Ozone therapy — an alternative treatment that increases the amount of oxygen in the body by delivering ozone — may help lessen symptoms of fibromyalgia (FM), a small study suggests.
The study, “Ozone therapy in 65 patients with fibromyalgia: an effective therapy,” was published in the journal European Review for Medical and Pharmacological Sciences.
Evidence suggests FM patients have increased levels of oxidative stress, a condition characterized by an imbalance between the body’s production of potentially harmful reactive oxygen species (free radicals) and its ability to contain them.
A mixture of ozone, a molecule made up of three oxygen atoms, has been shown to provide benefits particularly in chronic diseases. This ozone therapy is thought to induce mild oxidative stress that leads cells to activate a defence system — called the antioxidant system — against this type of stress.
Researchers in Italy hypothesized that ozone therapy could be useful in the management of FM. They treated 65 patients with FM (55 females and 10 males, ages ranging from 30 to 72) using ozone therapy delivered twice a week for one month, followed by twice-a-month sessions as maintenance therapy.

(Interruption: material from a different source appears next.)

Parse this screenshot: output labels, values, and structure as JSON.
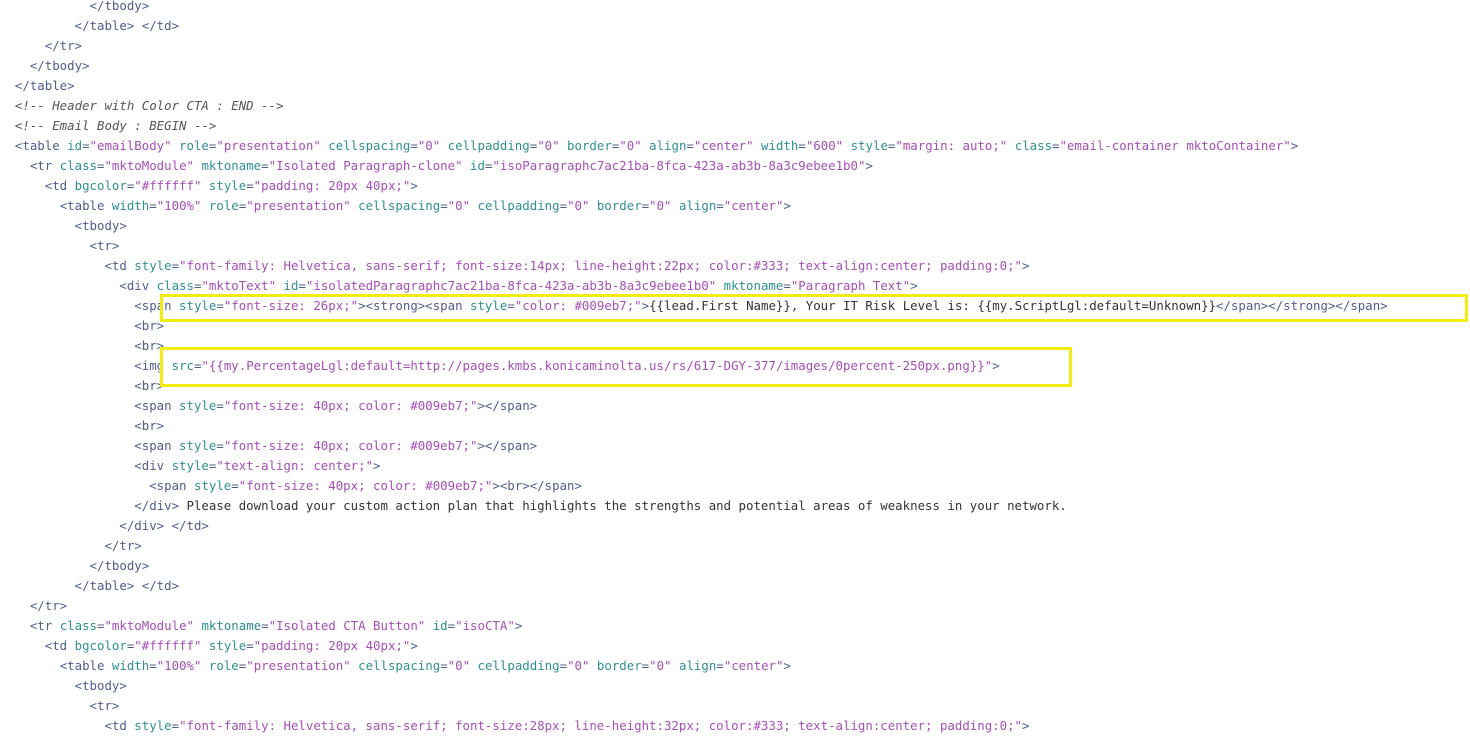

The patients’ pain was measured by the Numeric Rating Scale — ranging from zero (no pain), to a maximum pain score of 10 — and their fatigue was measured by the Fatigue Severity Scale (scores from one to seven).
Fifty patients received an ozonized auto-hemotransfusion, meaning that patients were infused with their own blood that had been previously exposed to an ozone mixture. The 10 other patients had ozone blown into their rectums, a strategy called ozone rectal insufflations.
The study found that ozone therapy led to significant improvements in symptoms in 45 patients (70%), without any side effects.
Overall, “this is the largest study of patients with fibromyalgia treated with ozone therapy reported in the literature and it demonstrates that the ozone therapy is an effective treatment for fibromyalgia patients without significant side effects,” the researchers wrote. However, they added that “more patients are required and in particular a longer follow up.”
“At the moment, ozone therapy seems a treatment that, also because without any side effect, is possible to be proposed to patients with fibromyalgia that are not obtaining adequate results from other available treatments and it can be considered as complementary/integrative medicine,” the study concluded.